Sorry for sounding so condescending, you're probably a nice person and all. To me this seems like you trying to defend you're sugar habit in face of this study. And sure, I'd rather you have sugar habit and a cocaine habit, but you need to recognize that sugar is one of the most widely used and abused drugs.

p.s.One criticism people may have with this comment is that my earlier comparison of drug overdoses with diabetes deaths assumes that all diabetes deaths are caused by sugar. I do not assume that, although a great percentage probably are.

1. sugar may not be proven in studies to show all four elelments of being an addictive substance- but ask any obese person with a sugar addiction if he/she has ever felt craving and sensitization- all you need to do is talk to sometone like this who wil readliy say that they suffer from all four. so yes, it IS addictive.
2. sugar is cheaper and more readily avalailable than cocaine or herion, thus no need to pinch radios. additionaly, sugar is glorified everywhere (just turn on the telly to see thousands of ads about icecreams, twinkies, cadbury, pasta...) but heroin is socially unacceptable with users considered dirty or diseased, so naturally drugs will be dearer and harder to get.
3. people say that the trouble with other drugs is that they cause a person to become debilitated- ie. heroin users find it hard to ufunction in society. however, morbidly obese people are debilitated by their weight and health problems, shunned by society, and will die young. seems to me that sugar IS an addictive substance- but its effects over time are subtle, with diabetic onset occuring with weight gain.
4. there is the behavioural aspect of addiciton- scientists are saying that its not possible to fully say that sugar is physically addicitve because the psychological dependence on food is difficult to separate from physical dependence.
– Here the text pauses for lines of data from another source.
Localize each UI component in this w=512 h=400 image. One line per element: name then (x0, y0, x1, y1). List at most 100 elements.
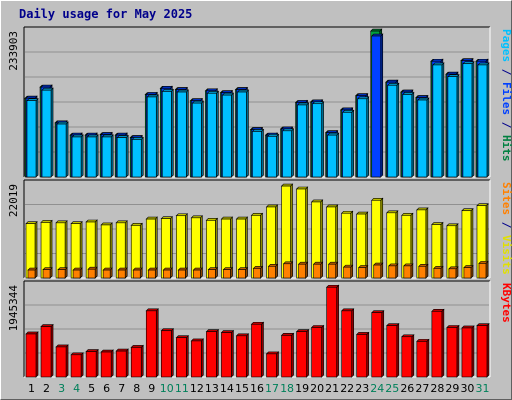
kbytes-bar (461, 325, 475, 378)
visits-bar (160, 215, 174, 279)
kbytes-bar (340, 308, 355, 378)
sites-bar (42, 266, 53, 279)
day-label: 10 (160, 382, 174, 395)
pages-bar (251, 128, 265, 178)
visits-bar (250, 212, 264, 279)
kbytes-bar (401, 334, 415, 378)
day-label: 16 (250, 382, 264, 395)
visits-bar (100, 222, 113, 279)
pages-bar (447, 73, 460, 178)
day-label: 7 (118, 382, 125, 395)
sites-bar (27, 267, 38, 279)
legend-part: KBytes (500, 283, 512, 323)
kbytes-bar (371, 309, 385, 378)
pages-bar (71, 134, 84, 178)
y-scale-label: 1945344 (7, 285, 20, 332)
legend-part: / (500, 115, 512, 135)
files-bar (371, 33, 384, 178)
day-label: 6 (103, 382, 110, 395)
visits-bar (190, 215, 204, 279)
kbytes-bar (70, 352, 84, 378)
legend-part: / (500, 62, 512, 82)
sites-bar (297, 261, 309, 279)
y-scale-label: 22019 (7, 184, 20, 217)
kbytes-bar (220, 329, 235, 378)
day-label: 19 (295, 382, 309, 395)
sites-bar (117, 267, 128, 279)
pages-bar (101, 134, 114, 178)
kbytes-bar (250, 321, 265, 378)
series-legend-label: Sites / Visits (500, 182, 512, 275)
visits-bar (355, 211, 369, 279)
sites-bar (357, 264, 369, 279)
day-label: 18 (280, 382, 294, 395)
day-label: 22 (340, 382, 354, 395)
pages-bar (326, 132, 340, 178)
day-label: 12 (190, 382, 204, 395)
kbytes-bar (310, 324, 325, 378)
day-label: 21 (325, 382, 339, 395)
pages-bar (206, 90, 220, 178)
pages-bar (417, 97, 430, 178)
sites-bar (252, 265, 264, 279)
pages-bar (41, 87, 54, 178)
kbytes-bar (446, 324, 460, 378)
day-label: 2 (43, 382, 50, 395)
pages-bar (462, 60, 475, 178)
legend-part: Files (500, 82, 512, 115)
day-label: 3 (58, 382, 65, 395)
sites-bar (327, 261, 339, 279)
pages-bar (86, 134, 99, 178)
day-label: 13 (205, 382, 219, 395)
day-label: 28 (430, 382, 444, 395)
pages-bar (356, 96, 370, 178)
pages-bar (432, 62, 445, 178)
pages-bar (191, 100, 205, 178)
sites-bar (57, 266, 68, 279)
kbytes-bar (205, 328, 220, 378)
visits-bar (85, 219, 98, 279)
kbytes-bar (115, 348, 129, 378)
pages-bar (341, 109, 355, 178)
pages-bar (477, 62, 490, 178)
sites-bar (72, 267, 83, 279)
kbytes-bar (25, 331, 39, 378)
day-label: 25 (385, 382, 399, 395)
sites-bar (342, 264, 354, 279)
day-label: 17 (265, 382, 279, 395)
day-label: 20 (310, 382, 324, 395)
legend-part: Hits (500, 135, 512, 162)
kbytes-bar (160, 328, 175, 378)
day-label: 26 (400, 382, 414, 395)
sites-bar (267, 263, 279, 279)
day-label: 1 (28, 382, 35, 395)
pages-bar (131, 136, 144, 178)
kbytes-bar (416, 338, 430, 378)
pages-bar (26, 97, 39, 178)
kbytes-bar (280, 332, 295, 378)
day-label: 31 (475, 382, 489, 395)
kbytes-bar (265, 351, 280, 378)
sites-bar (237, 266, 249, 279)
sites-bar (282, 261, 294, 279)
pages-bar (402, 91, 415, 178)
pages-bar (56, 121, 69, 178)
series-legend-label: Pages / Files / Hits (500, 29, 512, 162)
pages-bar (116, 134, 129, 178)
visits-bar (446, 223, 459, 279)
pages-bar (221, 92, 235, 178)
pages-bar (387, 82, 400, 178)
sites-bar (87, 266, 98, 279)
legend-part: Pages (500, 29, 512, 62)
visits-bar (371, 197, 384, 279)
kbytes-bar (145, 308, 159, 378)
kbytes-bar (85, 348, 99, 378)
sites-bar (463, 264, 474, 279)
day-label: 9 (148, 382, 155, 395)
sites-bar (132, 267, 143, 279)
day-label: 24 (370, 382, 384, 395)
day-label: 15 (235, 382, 249, 395)
sites-bar (388, 263, 399, 279)
sites-bar (177, 267, 189, 279)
Are they then implying that other durgs that are addictive do not have ppyschological dependence also? For example, the street kid who is raped uses drugs to forget the pain of life.... the fat person uses food to forget about their lack of self control and self esteem issues.

hmm. tricky.

..."staying in with a pint of Haagan Daz"... I am a sugar addict. I had to laugh right out loud about that comment. A pint of ice cream is but an appetizer compared to reality. Ice cream might start out tasting good, but after the first cup or so, you really stop tasting anything because of frozen tongue or "satiated" taste buds. That doesn't stop me from continuing to eat it because my brain wants more and more even when I can logically be telling myself to stop. I have eaten a half gallon in one sitting because of the rush of sugar and not wanting it to stop. Even more likely to happen was that I would "graze" on sugar. I would eat enough to get the rush I was looking for, then wait until the "high" started to wear off, and repeated the entire process all night.

In some ways the brain responds similar to cocaine, but in many ways being a sugar addict is even more similar to alcohol addiction-legal, readily available, often used to cope with social situations and to escape emotional pain.

The alcohol in drinks breaks down into sugars. Many alcoholics remain sober from alcohol, only to find themselves at the doors of Overeaters Anonymous because they switched addictions to sugar.